Il secondo motivo è inammissibile, in quanto la motivazione del provvedimento impugnato è chiaramente espressa ed agevolmente intellegibile e comunque si ricava agevolmente, segnatamente dalle pagg. 3, 4 e 5 della sentenza d’appello. Il mezzo è formulato richiamando l’art. 360 c.p.c., comma 1, n. 5, evidentemente nell’attuale formulazione, risalente al 2012, ma chiaramente denuncia una contraddittorietà della motivazione, in più parti, secondo il precedente paradigma normativo. Il riferimento, nel secondo mezzo, all’art. 360 c.p.c., comma 1, n. 5, tende ad ottenere un riesame di tutte le risultanze di causa, il che è precluso in sede di legittimità.
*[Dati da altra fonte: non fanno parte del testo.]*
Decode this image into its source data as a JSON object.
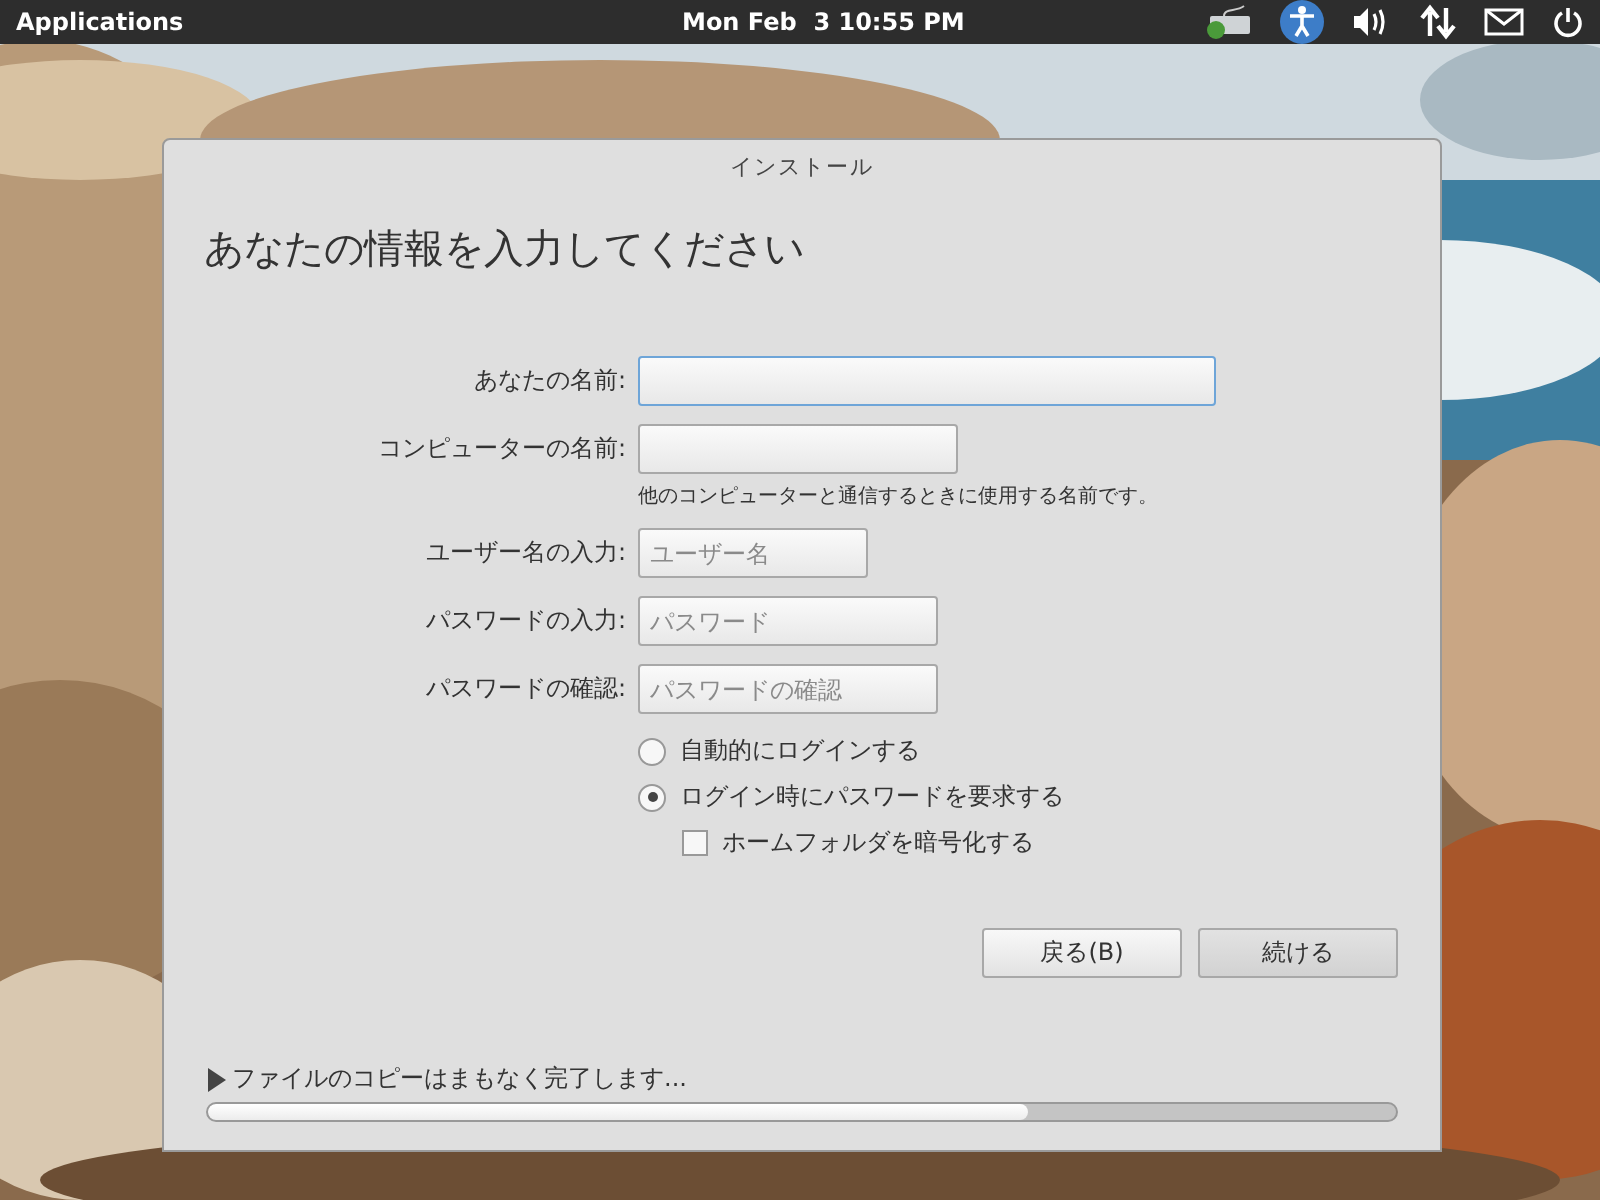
{
  "panel": {
    "menu": "Applications",
    "clock": "Mon Feb  3 10:55 PM"
  },
  "window": {
    "title": "インストール"
  },
  "heading": "あなたの情報を入力してください",
  "fields": [
    {
      "label": "あなたの名前:",
      "focused": true
    },
    {
      "label": "コンピューターの名前:",
      "focused": false,
      "hint": "他のコンピューターと通信するときに使用する名前です。"
    },
    {
      "label": "ユーザー名の入力:",
      "placeholder": "ユーザー名",
      "focused": false
    },
    {
      "label": "パスワードの入力:",
      "placeholder": "パスワード",
      "focused": false
    },
    {
      "label": "パスワードの確認:",
      "placeholder": "パスワードの確認",
      "focused": false
    }
  ],
  "options": [
    {
      "kind": "radio",
      "label": "自動的にログインする",
      "selected": false
    },
    {
      "kind": "radio",
      "label": "ログイン時にパスワードを要求する",
      "selected": true
    },
    {
      "kind": "checkbox",
      "label": "ホームフォルダを暗号化する",
      "checked": false
    }
  ],
  "buttons": [
    "戻る(B)",
    "続ける"
  ],
  "progress": {
    "label": "ファイルのコピーはまもなく完了します...",
    "level": 0.69
  }
}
Il terzo motivo non è sussumibile in alcuna delle previsioni di cui all’art. 360 c.p.c., comma 1 ed è, pertanto, inammissibile.
Il quarto è un cosiddetto non-motivo, in quanto relativo alle spese di lite, la cui sorte è normativamente ancorata alla soccombenza, ai sensi dell’art. 91 c.p.c., salvo che ricorrano ragioni di compensazione, alla stregua dell’art. 92 c.p.c., comma 2, nella specie non sussistenti, neppure alla stregua del mutato contesto normativo (Corte Cost. n. 77 del 19 aprile 2018 ha dichiarato l’illegittimità costituzionale dell’art. 92 c.p.c., comma 2, nel testo modificato dal D.L. 12 settembre 2014, n. 132, art. 13, comma 1, convertito, con modificazioni, nella L. 10 novembre 2014, n. 162, nella parte in cui non prevede che il giudice possa compensare le spese tra le parti, parzialmente o per intero, anche qualora sussistano altre analoghe gravi ed eccezionali ragioni).
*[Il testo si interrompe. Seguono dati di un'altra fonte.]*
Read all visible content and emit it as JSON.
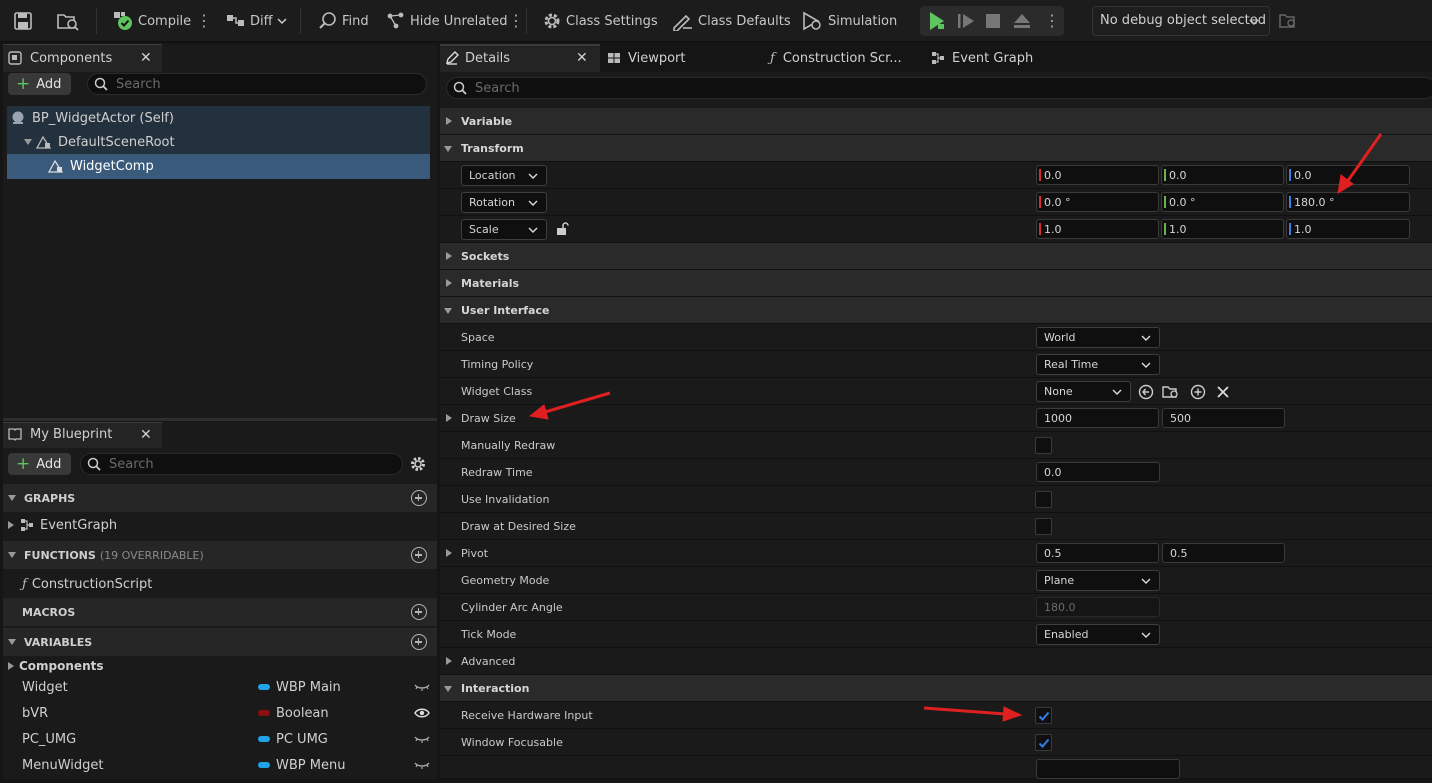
{
  "toolbar": {
    "compile": "Compile",
    "diff": "Diff",
    "find": "Find",
    "hide_unrelated": "Hide Unrelated",
    "class_settings": "Class Settings",
    "class_defaults": "Class Defaults",
    "simulation": "Simulation",
    "debug_object": "No debug object selected"
  },
  "components_panel": {
    "tab": "Components",
    "add": "Add",
    "search_placeholder": "Search",
    "tree": [
      "BP_WidgetActor (Self)",
      "DefaultSceneRoot",
      "WidgetComp"
    ]
  },
  "my_blueprint": {
    "tab": "My Blueprint",
    "add": "Add",
    "search_placeholder": "Search",
    "graphs": "GRAPHS",
    "event_graph": "EventGraph",
    "functions": "FUNCTIONS",
    "functions_note": "(19 OVERRIDABLE)",
    "construction_script": "ConstructionScript",
    "macros": "MACROS",
    "variables": "VARIABLES",
    "components_category": "Components",
    "vars": [
      {
        "name": "Widget",
        "type": "WBP Main",
        "color": "#1fa2e6"
      },
      {
        "name": "bVR",
        "type": "Boolean",
        "color": "#8c0e0e"
      },
      {
        "name": "PC_UMG",
        "type": "PC UMG",
        "color": "#1fa2e6"
      },
      {
        "name": "MenuWidget",
        "type": "WBP Menu",
        "color": "#1fa2e6"
      }
    ]
  },
  "tabs": {
    "details": "Details",
    "viewport": "Viewport",
    "construction": "Construction Scr...",
    "event_graph": "Event Graph"
  },
  "details": {
    "search_placeholder": "Search",
    "variable": "Variable",
    "transform": "Transform",
    "location": {
      "label": "Location",
      "x": "0.0",
      "y": "0.0",
      "z": "0.0"
    },
    "rotation": {
      "label": "Rotation",
      "x": "0.0 °",
      "y": "0.0 °",
      "z": "180.0 °"
    },
    "scale": {
      "label": "Scale",
      "x": "1.0",
      "y": "1.0",
      "z": "1.0"
    },
    "sockets": "Sockets",
    "materials": "Materials",
    "user_interface": "User Interface",
    "space": {
      "label": "Space",
      "value": "World"
    },
    "timing_policy": {
      "label": "Timing Policy",
      "value": "Real Time"
    },
    "widget_class": {
      "label": "Widget Class",
      "value": "None"
    },
    "draw_size": {
      "label": "Draw Size",
      "x": "1000",
      "y": "500"
    },
    "manually_redraw": {
      "label": "Manually Redraw",
      "checked": false
    },
    "redraw_time": {
      "label": "Redraw Time",
      "value": "0.0"
    },
    "use_invalidation": {
      "label": "Use Invalidation",
      "checked": false
    },
    "draw_at_desired_size": {
      "label": "Draw at Desired Size",
      "checked": false
    },
    "pivot": {
      "label": "Pivot",
      "x": "0.5",
      "y": "0.5"
    },
    "geometry_mode": {
      "label": "Geometry Mode",
      "value": "Plane"
    },
    "cylinder_arc_angle": {
      "label": "Cylinder Arc Angle",
      "value": "180.0"
    },
    "tick_mode": {
      "label": "Tick Mode",
      "value": "Enabled"
    },
    "advanced": "Advanced",
    "interaction": "Interaction",
    "receive_hardware_input": {
      "label": "Receive Hardware Input",
      "checked": true
    },
    "window_focusable": {
      "label": "Window Focusable",
      "checked": true
    }
  },
  "colors": {
    "accent_blue": "#1d6ad8",
    "annotation_red": "#e02020",
    "play_green": "#5fc35f"
  }
}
L’impugnazione è rivolta, come tratteggiato, anche contro la sentenza del Tribunale di Napoli n. 04746 del 2011.
Il ricorso avverso detto provvedimento è inammissibile in quanto proposto avverso la sentenza di primo grado, al di fuori delle eccezionali ipotesi espressamente consentite.
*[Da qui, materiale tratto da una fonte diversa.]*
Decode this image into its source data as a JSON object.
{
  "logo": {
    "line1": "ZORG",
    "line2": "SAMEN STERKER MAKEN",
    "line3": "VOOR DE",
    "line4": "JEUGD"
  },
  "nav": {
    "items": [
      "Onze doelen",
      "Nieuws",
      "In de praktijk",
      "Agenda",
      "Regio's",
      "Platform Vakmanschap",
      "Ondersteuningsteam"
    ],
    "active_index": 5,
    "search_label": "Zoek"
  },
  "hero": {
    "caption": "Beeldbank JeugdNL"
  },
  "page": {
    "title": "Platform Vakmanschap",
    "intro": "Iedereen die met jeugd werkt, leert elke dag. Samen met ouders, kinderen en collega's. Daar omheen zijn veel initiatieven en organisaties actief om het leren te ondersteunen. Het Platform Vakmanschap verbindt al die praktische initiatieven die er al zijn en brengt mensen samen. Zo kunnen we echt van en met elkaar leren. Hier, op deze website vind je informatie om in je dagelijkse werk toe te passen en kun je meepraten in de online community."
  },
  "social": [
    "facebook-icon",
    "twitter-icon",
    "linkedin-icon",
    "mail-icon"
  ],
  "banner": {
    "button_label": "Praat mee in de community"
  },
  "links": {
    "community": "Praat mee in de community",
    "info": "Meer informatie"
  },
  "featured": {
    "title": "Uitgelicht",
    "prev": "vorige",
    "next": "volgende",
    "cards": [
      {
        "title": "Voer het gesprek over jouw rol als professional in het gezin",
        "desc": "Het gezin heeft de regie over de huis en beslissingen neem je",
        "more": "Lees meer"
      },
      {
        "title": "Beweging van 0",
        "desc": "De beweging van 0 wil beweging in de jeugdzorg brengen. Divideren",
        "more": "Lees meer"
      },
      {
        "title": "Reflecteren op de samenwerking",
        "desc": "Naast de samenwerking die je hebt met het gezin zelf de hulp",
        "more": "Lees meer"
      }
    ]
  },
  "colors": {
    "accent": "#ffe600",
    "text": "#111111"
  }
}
Il ricorso è, inoltre, inammissibile laddove formula quesiti in base all’art. 366 bis c.p.c., norma abrogata dal 04/07/09, giusta il disposto della L. 18 giugno 2009, n. 69, art. 47, comma 1, lett d).
Il ricorso è, pertanto, rigettato.
Le spese di lite seguono la soccombenza ej tenuto conto del valore della causa e dell’attività defensionale, sono liquidate come da dispositivo.
Ai sensi del D.P.R. n. 115 del 2002, art. 13, comma 1 quater, deve darsi atto della sussistenza dei presupposti per il versamento da parte dei ricorrenti, dell’ulteriore importo a titolo di contributo unificato pari a quello dovuto per il ricorso, a norma dello stesso art. 13, comma 1 bis.
P.Q.M.
rigetta il ricorso;
condanna i ricorrenti al pagamento delle spese di lite, che liquida in Euro 2.100,00, oltre spese prenotate a debito, oltre CA e IVA per legge.
Ai sensi del D.P.R. n. 115 del 2002, art. 13, comma 1 quater, dà atto della sussistenza dei presupposti per il versamento da parte della ricorrente, dell’ulteriore importo a titolo di contributo unificato pari a quello dovuto per il ricorso, a norma dello stesso art. 13, comma 1 bis.
Così deciso in Roma, nella Camera di consiglio della Sezione Sesta Civile – 3 della Corte Suprema di Cassazione, il 6 febbraio 2020.